Allah pun telah mengingatkan kita, bahwa berbagai fasad (kerusakan/bencana karena faktor manusia) merupakan sebuah peringatan akan akibat dari ulah tangan kita. Memang benar bumi ini diciptakan 'untuk kita', kita diijinkan utk memafaatkan karunia itu namun juga kita diwanti-wanti agar tidak berlebih-lebihan. So nampaknya kita perlu mulai belajar untuk memngevaluasi 'lifestyle' kita, kita perlu memikirkan apa yang benar benar menjadi kebutuhan kita, bukan sekedar keinginan. Saya sendiri pun bukan seorang ecologist yg begitu peduli lingkungan, atau aktivis 'green' generation, movement atau apalah itu namanya, namun saya yakin bahwa soal 'lifestyle' ini sesungguhnya bukan hal baru. Istilah pemakmur bumi (khalifatul fil ardh), merasa cukup (qanaah, zuhud), menghindari kesia-siaan (tabdzir), hidup yang seimbang  dan tidak berlebih-lebihan, itu semua sudah dikenal sejak belasan abad lalu bahkan mungkin jauh sebelum itu. So hidup seperti apa yang kita jalani sekarang dan kehidupan seperti apa yang akan kita dapatkan di masa mendatang ... semuanya kembali pada diri kita. Bukankah memang dalam hidup itu kita selalu dihadapkan pada pilihan, dan selalu ada konsekuensi atas apapun pilihan itu.[za]

2 comments:

  1. sepakat mas.. baca tulisan ini jadi teringat lagunya si Shaf fix yang berjudul Mother nature... ah jadi pengen dengerin lagi..
    tapi ada satu pertanyaan mas... jika masalah yang terjadi di negara kita misalnya adalah implikasi dari apa yang diperbuat oleh negara tetangga.. maka apa yang harus kita lakukan? hehehhe...

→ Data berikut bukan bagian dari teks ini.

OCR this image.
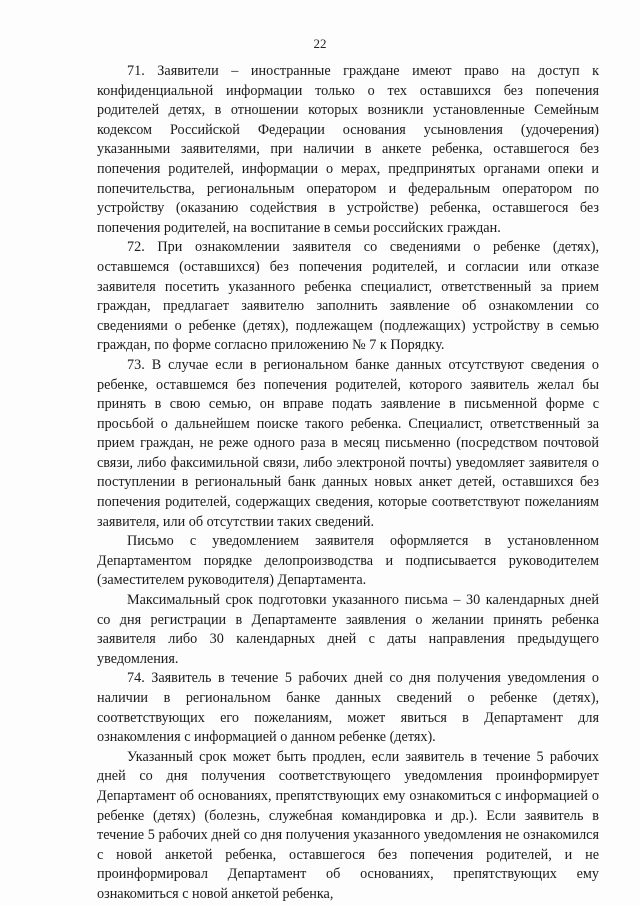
22

71. Заявители – иностранные граждане имеют право на доступ к конфиденциальной информации только о тех оставшихся без попечения родителей детях, в отношении которых возникли установленные Семейным кодексом Российской Федерации основания усыновления (удочерения) указанными заявителями, при наличии в анкете ребенка, оставшегося без попечения родителей, информации о мерах, предпринятых органами опеки и попечительства, региональным оператором и федеральным оператором по устройству (оказанию содействия в устройстве) ребенка, оставшегося без попечения родителей, на воспитание в семьи российских граждан.

72. При ознакомлении заявителя со сведениями о ребенке (детях), оставшемся (оставшихся) без попечения родителей, и согласии или отказе заявителя посетить указанного ребенка специалист, ответственный за прием граждан, предлагает заявителю заполнить заявление об ознакомлении со сведениями о ребенке (детях), подлежащем (подлежащих) устройству в семью граждан, по форме согласно приложению № 7 к Порядку.

73. В случае если в региональном банке данных отсутствуют сведения о ребенке, оставшемся без попечения родителей, которого заявитель желал бы принять в свою семью, он вправе подать заявление в письменной форме с просьбой о дальнейшем поиске такого ребенка. Специалист, ответственный за прием граждан, не реже одного раза в месяц письменно (посредством почтовой связи, либо факсимильной связи, либо электроной почты) уведомляет заявителя о поступлении в региональный банк данных новых анкет детей, оставшихся без попечения родителей, содержащих сведения, которые соответствуют пожеланиям заявителя, или об отсутствии таких сведений.

Письмо с уведомлением заявителя оформляется в установленном Департаментом порядке делопроизводства и подписывается руководителем (заместителем руководителя) Департамента.

Максимальный срок подготовки указанного письма – 30 календарных дней со дня регистрации в Департаменте заявления о желании принять ребенка заявителя либо 30 календарных дней с даты направления предыдущего уведомления.

74. Заявитель в течение 5 рабочих дней со дня получения уведомления о наличии в региональном банке данных сведений о ребенке (детях), соответствующих его пожеланиям, может явиться в Департамент для ознакомления с информацией о данном ребенке (детях).

Указанный срок может быть продлен, если заявитель в течение 5 рабочих дней со дня получения соответствующего уведомления проинформирует Департамент об основаниях, препятствующих ему ознакомиться с информацией о ребенке (детях) (болезнь, служебная командировка и др.). Если заявитель в течение 5 рабочих дней со дня получения указанного уведомления не ознакомился с новой анкетой ребенка, оставшегося без попечения родителей, и не проинформировал Департамент об основаниях, препятствующих ему ознакомиться с новой анкетой ребенка,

    mohon jawabannya sensei..

    ReplyDelete
  2. itu dihapus saja batas wilayahnya (yg sering kali memang ndak ada selain patokx2 di beberapa titik saja) sehingga ndak akan ada lagi 'negara kita' dan 'negara tetangga' heheheh ... ya yg pasti mah semua pihak mesti menyadari keterkaitan satu dg lain ... shg klo ada masalah macam itu bs dibicarakan n dicari solusinya bersama ... gt kali ya.